Programa infantil

O Estado de São Paulo –  31 de março de 2013 –  Por Rafael Cabral

Empresas e pesquisadores apostam na inteligência e intuição das crianças para criar novos modelos de ensino 

Rafael Cabral 
Especial para o ‘Estado’ 

LONDRES – O ensino de programação e habilidades técnicas é só uma parte da transformação do ensino infantil. Uma ala mais radical de educadores planeja uma reestruturação ainda maior da educação através da tecnologia, trazendo as inovações para a sala de aula, colocando fim na tradicional divisão de conteúdo por disciplinas e criando uma abordagem mais concreta para o conhecimento adquirido. A ideia é comum a muitos empreendedores do setor: é preferível ajudar as crianças a aprender com a prática, tateando o caminho por elas mesmas, do que despejar conteúdo teórico que a maioria não sabe onde aplicar.

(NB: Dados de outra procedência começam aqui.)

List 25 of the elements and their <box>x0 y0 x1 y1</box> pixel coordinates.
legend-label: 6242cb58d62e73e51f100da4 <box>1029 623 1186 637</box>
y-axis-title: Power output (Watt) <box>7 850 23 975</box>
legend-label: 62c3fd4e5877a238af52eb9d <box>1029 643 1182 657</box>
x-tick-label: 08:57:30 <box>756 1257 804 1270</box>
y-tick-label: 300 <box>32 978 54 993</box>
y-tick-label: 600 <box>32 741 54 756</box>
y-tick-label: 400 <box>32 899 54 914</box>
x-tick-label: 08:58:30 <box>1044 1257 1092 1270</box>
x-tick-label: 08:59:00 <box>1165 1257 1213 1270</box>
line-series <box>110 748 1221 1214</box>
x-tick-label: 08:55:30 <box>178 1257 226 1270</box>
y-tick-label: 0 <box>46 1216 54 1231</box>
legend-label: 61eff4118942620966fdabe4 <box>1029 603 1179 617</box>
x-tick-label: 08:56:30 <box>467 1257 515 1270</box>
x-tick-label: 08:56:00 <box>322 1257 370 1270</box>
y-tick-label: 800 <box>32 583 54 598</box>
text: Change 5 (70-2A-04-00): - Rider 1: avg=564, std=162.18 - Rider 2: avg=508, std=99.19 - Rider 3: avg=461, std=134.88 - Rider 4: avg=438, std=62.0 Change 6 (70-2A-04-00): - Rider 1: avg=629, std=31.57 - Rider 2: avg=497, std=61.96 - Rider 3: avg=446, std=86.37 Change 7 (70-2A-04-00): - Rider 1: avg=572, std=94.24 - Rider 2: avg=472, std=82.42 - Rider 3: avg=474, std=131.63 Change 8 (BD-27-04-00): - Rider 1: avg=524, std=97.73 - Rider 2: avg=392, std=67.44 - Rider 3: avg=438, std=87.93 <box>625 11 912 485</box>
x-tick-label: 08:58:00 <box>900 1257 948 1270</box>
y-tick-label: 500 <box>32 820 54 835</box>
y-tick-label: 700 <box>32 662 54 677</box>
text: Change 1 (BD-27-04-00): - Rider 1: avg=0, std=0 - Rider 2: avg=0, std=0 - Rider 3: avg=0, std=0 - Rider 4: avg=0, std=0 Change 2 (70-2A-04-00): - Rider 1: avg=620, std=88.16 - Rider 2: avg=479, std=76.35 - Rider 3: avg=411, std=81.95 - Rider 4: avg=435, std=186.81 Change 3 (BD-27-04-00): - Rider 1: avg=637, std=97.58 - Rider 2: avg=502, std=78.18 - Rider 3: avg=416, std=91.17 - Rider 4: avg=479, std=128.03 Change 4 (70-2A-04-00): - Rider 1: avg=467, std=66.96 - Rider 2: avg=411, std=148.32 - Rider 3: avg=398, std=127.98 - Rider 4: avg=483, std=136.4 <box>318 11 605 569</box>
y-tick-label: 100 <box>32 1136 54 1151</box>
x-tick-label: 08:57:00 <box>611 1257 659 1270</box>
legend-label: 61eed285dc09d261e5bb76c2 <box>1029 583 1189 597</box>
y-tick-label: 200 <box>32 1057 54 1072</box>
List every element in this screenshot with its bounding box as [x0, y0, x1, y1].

Encabeça esse grupo o professor norte-americano Mitchel Resnick, criador da linguagem de programação infantil Scratch, dos produtos robóticos da Lego e espécie de ideólogo da turma. Resnick é o criador e atual diretor de um laboratório do MIT dedicado apenas a criar ferramentas intuitivas para o aprendizado de crianças, o Lifelong Kindergarten Group. Ele acredita que é necessário integrar as diversas disciplinas até o ponto em que a separação entre elas praticamente desapareça, em prol de uma abordagem em que as crianças aprendam primordialmente a solucionar problemas.

Algumas empresas que atuam na área já vêm se adaptando a esses conceitos. Trabalhando há 15 anos com o desenvolvimento de robôs voltados para crianças, a Lego foi uma das pioneiras na área e faz parte da maioria dos programas modernos de ensino de tecnologia para crianças, através dos seus produtos WeDo e Mindstorms.

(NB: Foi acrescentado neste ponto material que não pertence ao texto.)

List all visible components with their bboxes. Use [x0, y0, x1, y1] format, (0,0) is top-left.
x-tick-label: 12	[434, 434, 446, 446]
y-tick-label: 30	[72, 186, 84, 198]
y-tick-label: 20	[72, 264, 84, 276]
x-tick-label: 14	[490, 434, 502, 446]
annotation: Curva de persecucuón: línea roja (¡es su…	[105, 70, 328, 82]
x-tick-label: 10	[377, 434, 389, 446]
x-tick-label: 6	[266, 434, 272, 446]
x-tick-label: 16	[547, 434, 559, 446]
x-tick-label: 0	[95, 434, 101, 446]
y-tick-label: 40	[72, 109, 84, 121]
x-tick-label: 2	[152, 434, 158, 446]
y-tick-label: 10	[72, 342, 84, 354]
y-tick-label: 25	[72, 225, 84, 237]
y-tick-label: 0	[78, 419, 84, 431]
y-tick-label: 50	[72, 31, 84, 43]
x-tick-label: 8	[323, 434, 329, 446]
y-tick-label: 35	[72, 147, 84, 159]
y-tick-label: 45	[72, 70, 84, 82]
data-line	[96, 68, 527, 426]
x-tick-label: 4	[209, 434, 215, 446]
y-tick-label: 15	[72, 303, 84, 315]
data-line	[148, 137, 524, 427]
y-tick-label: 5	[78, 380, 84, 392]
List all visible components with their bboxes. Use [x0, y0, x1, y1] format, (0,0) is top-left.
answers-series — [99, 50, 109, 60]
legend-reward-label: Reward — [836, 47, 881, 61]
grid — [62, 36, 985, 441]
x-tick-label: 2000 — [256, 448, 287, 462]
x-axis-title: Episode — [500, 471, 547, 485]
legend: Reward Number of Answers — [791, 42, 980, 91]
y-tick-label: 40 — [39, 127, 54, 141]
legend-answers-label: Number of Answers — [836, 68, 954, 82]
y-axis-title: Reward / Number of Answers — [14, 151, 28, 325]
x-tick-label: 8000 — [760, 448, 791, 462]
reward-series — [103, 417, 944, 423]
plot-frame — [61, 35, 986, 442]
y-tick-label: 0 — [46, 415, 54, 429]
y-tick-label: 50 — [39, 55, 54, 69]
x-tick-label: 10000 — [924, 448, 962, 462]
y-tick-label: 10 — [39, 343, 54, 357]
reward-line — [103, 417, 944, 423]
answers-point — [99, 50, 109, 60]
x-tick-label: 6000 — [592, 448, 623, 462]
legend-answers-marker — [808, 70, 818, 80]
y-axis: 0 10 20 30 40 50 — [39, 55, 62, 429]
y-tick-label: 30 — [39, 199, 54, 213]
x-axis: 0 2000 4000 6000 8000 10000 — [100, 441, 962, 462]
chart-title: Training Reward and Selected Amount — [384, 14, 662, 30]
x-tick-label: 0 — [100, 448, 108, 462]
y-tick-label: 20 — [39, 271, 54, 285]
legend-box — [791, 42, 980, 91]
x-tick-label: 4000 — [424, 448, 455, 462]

“Em vez de alguém dizer que determinada fórmula matemática é correta, elas podem simplesmente testar, programar um robô e ver se aquilo de fato funciona. Isso ajuda o cérebro a assimilar informações”, acredita Abigail Fern, diretora de educação da marca dinamarquesa. Ela pontua que os maiores desafios para a adoção de novos métodos pedagógicos são as barreiras impostas pelos próprios diretores e professores. “Existe o medo de mudar algo já estabelecido em prol de algo novo e desafiador, mas é preciso superar essa visão. O ensino de tecnologia pode tornar as crianças melhores em matemática, ajudá-las a se organizar melhor e fortalecer o entendimento de lógica. Muitos podem cogitar seguir uma carreira na qual nunca pensaram antes se forem expostos a esse tipo de conteúdo”, acredita.

Outros bom exemplos de startups que se esforçam para incentivar novos métodos de ensino usando a tecnologia são as norte-americanas Makey Makey e littleBits, ambas saídas de pesquisas no MIT. A primeira criou uma placa baseada no hardware livre Arduino que, com o auxílio de pequenos pregadores, transforma qualquer objeto que minimamente conduza eletricidade em um controle de computador, tornando possível tocar piano com bananas ou jogar videogame com massinha.

O littleBits lembra os tijolinhos coloridos de Lego, com as pecinhas eletrônicas que permitem criar uma série de traquitanas. Cada kit vem com uma bateria de nove volts e blocos de quatro cores: o azul fornece a energia, o rosa controla o circuito elétrico, o laranja funciona como um extensor e o verde controla sinais visuais, físicos e sonoros. Apesar de parecer complexo demais para uma crianca, é bem simples manipular e construir uma série de brinquedos – a maioria já está documentada em uma comunidade no site da empresa.

De volta ao pré. “Não devemos menosprezar a inteligência das crianças. Elas têm uma grande intuição e muitas vezes estão mais abertas que adultos a aprender coisas novas”, afirma a canadense Ayah Bdeir, engenheira que projetou o kit inicialmente para designers e mudou o foco no meio do caminho. Assim como os outros empreendedores da área, Bdeir é bastante crítica com os métodos tradicionais de pedagogia. “Escolas oferecem um conteúdo desconectado da realidade de muitas crianças. Muitas delas têm laptops e tablets em casa e na escola aprendem em ferramentas obsoletas. Acredito em uma visão multidisciplinar que privilegia o conhecimento prático, mostrando onde cada teoria se aplica.”

Para o acadêmico Resnick, essa busca se traduz em um conceito simples: fazer a educação infantil em geral mais como o jardim de infância. Ele explica: “Muito do ensino que temos hoje é um professor em pé em uma sala de aula e as crianças escrevendo palavra por palavra. No modelo ideal, que segue o jardim de infância, as crianças estariam engajadas em desenhar, criar, experimentar e explorar, em colaboração umas com as outras, trabalhando em coisas com as quais eles se importam. No final das contas, elas imaginam, criam, experimentam, brincam e aprendem juntas.”